The system is built for decision support and triage assistance, not standalone diagnosis.
## Model and Artifacts
Model weights and related inference artifacts are hosted on Hugging Face:
- [Hugging Face Model Repository](https://huggingface.co/HarshCode/eff_b4_brain)
When model files are not present locally (for example on Render), the app can
download required artifacts from this Hugging Face repository at runtime.
## Detailed Performance Report
Detailed performance and B4-specific analysis are documented separately in:
- [B4_Performance_Report.md](B4_Performance_Report.md)
## GitHub Pages Setup
For step-by-step GitHub Pages setup (project site and username.github.io site), see:
- [GITHUB_PAGES_DOCUMENT.md](GITHUB_PAGES_DOCUMENT.md)
## Repository Structure
- `app.py`: Flask application entry point
- `run_interface.py`: adapter layer between app and inference implementation
- `download_imp/`: inference code and local artifact layout
- `templates/`: HTML templates (Jinja2)
- `static/`: styles and static assets
- `docs/`: GitHub Pages content
## Requirements
- Python 3.10+ (3.12 works)
- pip
- virtual environment (recommended)
Install dependencies:
```bash
pip install -r requirements.txt
```
## Environment Setup
Create local environment file from template:
```bash
cp .env.example .env
```
Important variables in `.env`:
- `ICH_APP_DEBUG`: run Flask in debug mode (`1` or `0`)
- `ICH_APP_PORT`: app port (default `7860`)
- `ICH_SECRET_KEY`: Flask secret key
- `ICH_MAX_UPLOAD_MB`: max upload size in MB
- `ICH_FOLD_SELECTION`: `ensemble`, `best`, or fold id (`0` to `4`)
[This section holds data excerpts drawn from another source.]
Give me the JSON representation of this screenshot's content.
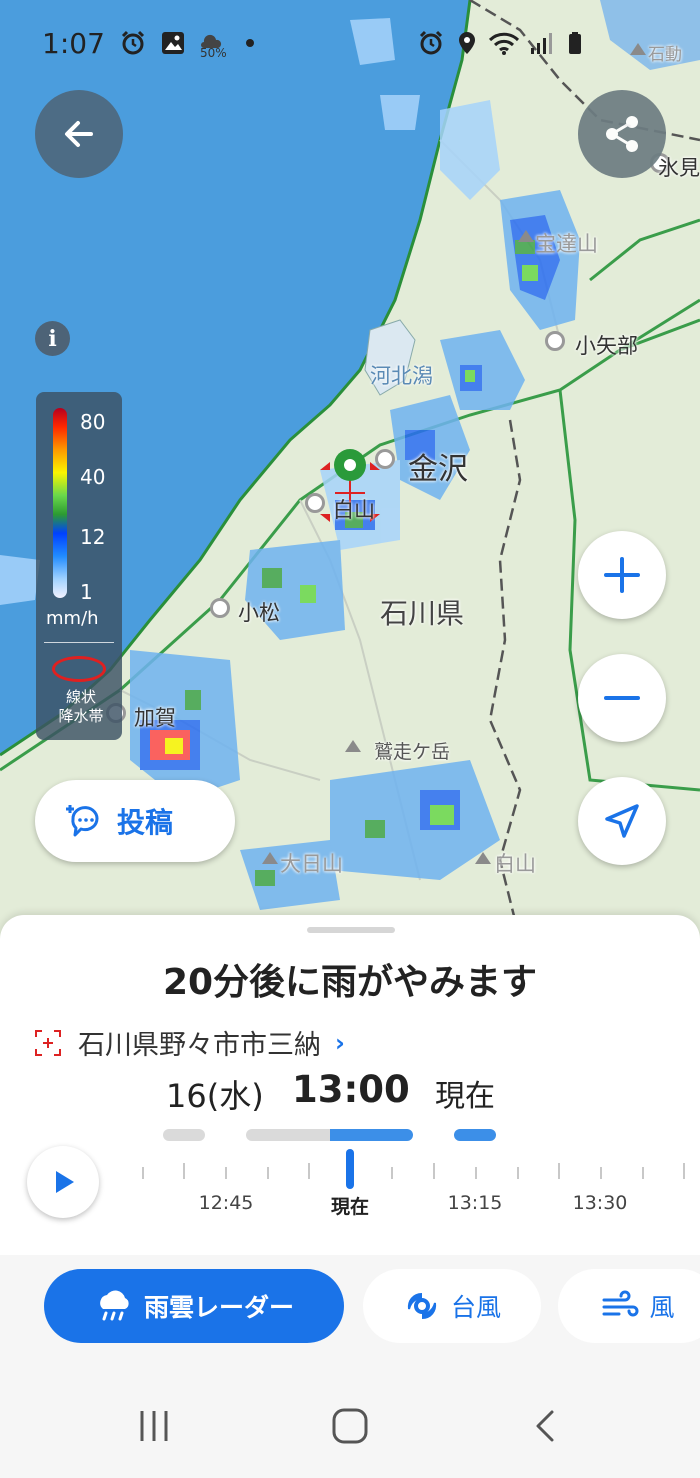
{
  "status_bar": {
    "time": "1:07",
    "battery_indicator": "50%"
  },
  "map": {
    "places": {
      "kanazawa": "金沢",
      "hakusan": "白山",
      "komatsu": "小松",
      "kaga": "加賀",
      "ishikawa": "石川県",
      "oyabe": "小矢部",
      "himi": "氷見",
      "kahokugata": "河北潟",
      "hodatsusan": "宝達山",
      "torisugatake": "鷲走ケ岳",
      "hakusan_mtn": "白山",
      "ohshoji": "大日山",
      "top_right": "石動"
    }
  },
  "legend": {
    "values": [
      "80",
      "40",
      "12",
      "1"
    ],
    "unit": "mm/h",
    "band_label": "線状\n降水帯"
  },
  "post_button": {
    "label": "投稿"
  },
  "forecast": {
    "headline": "20分後に雨がやみます",
    "location": "石川県野々市市三納",
    "date": "16(水)",
    "time": "13:00",
    "now_label": "現在"
  },
  "timeline": {
    "labels": [
      "12:45",
      "現在",
      "13:15",
      "13:30"
    ]
  },
  "tabs": {
    "radar": "雨雲レーダー",
    "typhoon": "台風",
    "wind": "風"
  },
  "colors": {
    "accent": "#1a73e8",
    "sea": "#4b9ddd",
    "land": "#e3ecd8",
    "legend_bg": "#3c5264"
  }
}
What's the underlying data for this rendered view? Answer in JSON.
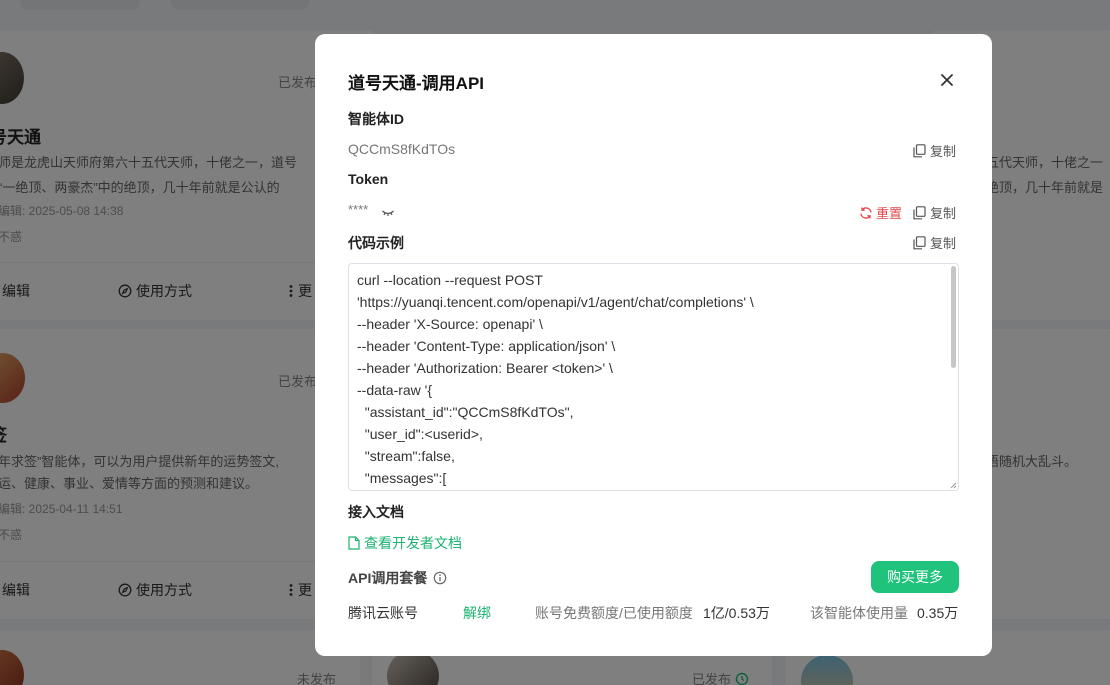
{
  "background": {
    "cards": [
      {
        "status": "已发布",
        "title": "号天通",
        "desc_line1": "师是龙虎山天师府第六十五代天师，十佬之一，道号",
        "desc_line2": "“一绝顶、两豪杰”中的绝顶，几十年前就是公认的",
        "edit_time": "编辑: 2025-05-08 14:38",
        "extra": "不惑",
        "edit_label": "编辑",
        "usage_label": "使用方式",
        "more_label": "更"
      },
      {
        "status": "已发布",
        "title": "签",
        "desc_line1": "年求签”智能体，可以为用户提供新年的运势签文,",
        "desc_line2": "运、健康、事业、爱情等方面的预测和建议。",
        "edit_time": "编辑: 2025-04-11 14:51",
        "extra": "不惑",
        "edit_label": "编辑",
        "usage_label": "使用方式",
        "more_label": "更"
      }
    ],
    "right_texts": [
      "五代天师，十佬之一",
      "绝顶，几十年前就是",
      "语随机大乱斗。"
    ],
    "bottom_statuses": [
      "未发布",
      "已发布"
    ]
  },
  "modal": {
    "title": "道号天通-调用API",
    "agent_id_label": "智能体ID",
    "agent_id": "QCCmS8fKdTOs",
    "copy_label": "复制",
    "token_label": "Token",
    "token_masked": "****",
    "reset_label": "重置",
    "code_label": "代码示例",
    "code_sample": "curl --location --request POST\n'https://yuanqi.tencent.com/openapi/v1/agent/chat/completions' \\\n--header 'X-Source: openapi' \\\n--header 'Content-Type: application/json' \\\n--header 'Authorization: Bearer <token>' \\\n--data-raw '{\n  \"assistant_id\":\"QCCmS8fKdTOs\",\n  \"user_id\":<userid>,\n  \"stream\":false,\n  \"messages\":[\n    {",
    "docs_label": "接入文档",
    "docs_link": "查看开发者文档",
    "package_label": "API调用套餐",
    "buy_more": "购买更多",
    "cloud_account": "腾讯云账号",
    "unbind": "解绑",
    "quota_label": "账号免费额度/已使用额度",
    "quota_value": "1亿/0.53万",
    "agent_usage_label": "该智能体使用量",
    "agent_usage_value": "0.35万"
  },
  "colors": {
    "accent_green": "#1fc37c",
    "link_green": "#1ab370",
    "reset_red": "#e5484d",
    "overlay": "rgba(0,0,0,0.5)"
  },
  "icons": [
    "close-icon",
    "copy-icon",
    "eye-closed-icon",
    "refresh-icon",
    "file-icon",
    "info-icon",
    "edit-icon",
    "compass-icon",
    "more-vertical-icon",
    "history-icon"
  ]
}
- `ICH_LOCAL_MODE`: enables local directory scanning mode
- `ICH_LOG_LEVEL`: `DEBUG`, `INFO`, `WARNING`, `ERROR`
- `ICH_HF_MODEL_REPO`: Hugging Face model repo used for runtime artifact download
- `ICH_HF_TOKEN`: optional token (required only if the Hugging Face repo is private)
## Run the Application
```bash
python app.py
```
Open in browser:
```text
http://127.0.0.1:7860
```
## Deploy on Render
This repository includes `render.yaml` for Render deployment.
1. Push the repository to GitHub.
2. In Render, create a new Blueprint/Web Service from the repository.
3. Ensure these environment variables are set in Render:
- `ICH_HF_MODEL_REPO=HarshCode/eff_b4_brain`
- `ICH_HF_TOKEN` (only if repo is private)
- `ICH_SECRET_KEY` (recommended custom value)
4. Deploy. The service will start with:
```bash
gunicorn app:app --bind 0.0.0.0:$PORT --workers 1 --timeout 180
```
Note: first startup can take longer because model artifacts may be downloaded
from Hugging Face.
## Basic Usage
1. Go to the upload page.
2. Upload one `.dcm`, multiple `.dcm` files, or batch input.
3. Wait for inference and report generation.
4. Review:
- screening outcome,
- calibrated probability,
- confidence band,
- triage action,
- Grad-CAM overlay.
5. Use Reports / Logs / Evaluation pages for history and analysis.
## Notes
- Keep heavy model binaries out of GitHub (managed via `.gitignore`).
- Generated report outputs are created during runtime.
- If required artifacts are missing locally, fetch them from the Hugging Face repository linked above.
## Disclaimer
This system is an AI-assisted screening and decision-support tool.
It does **not** provide a medical diagnosis and must be used with qualified clinical review.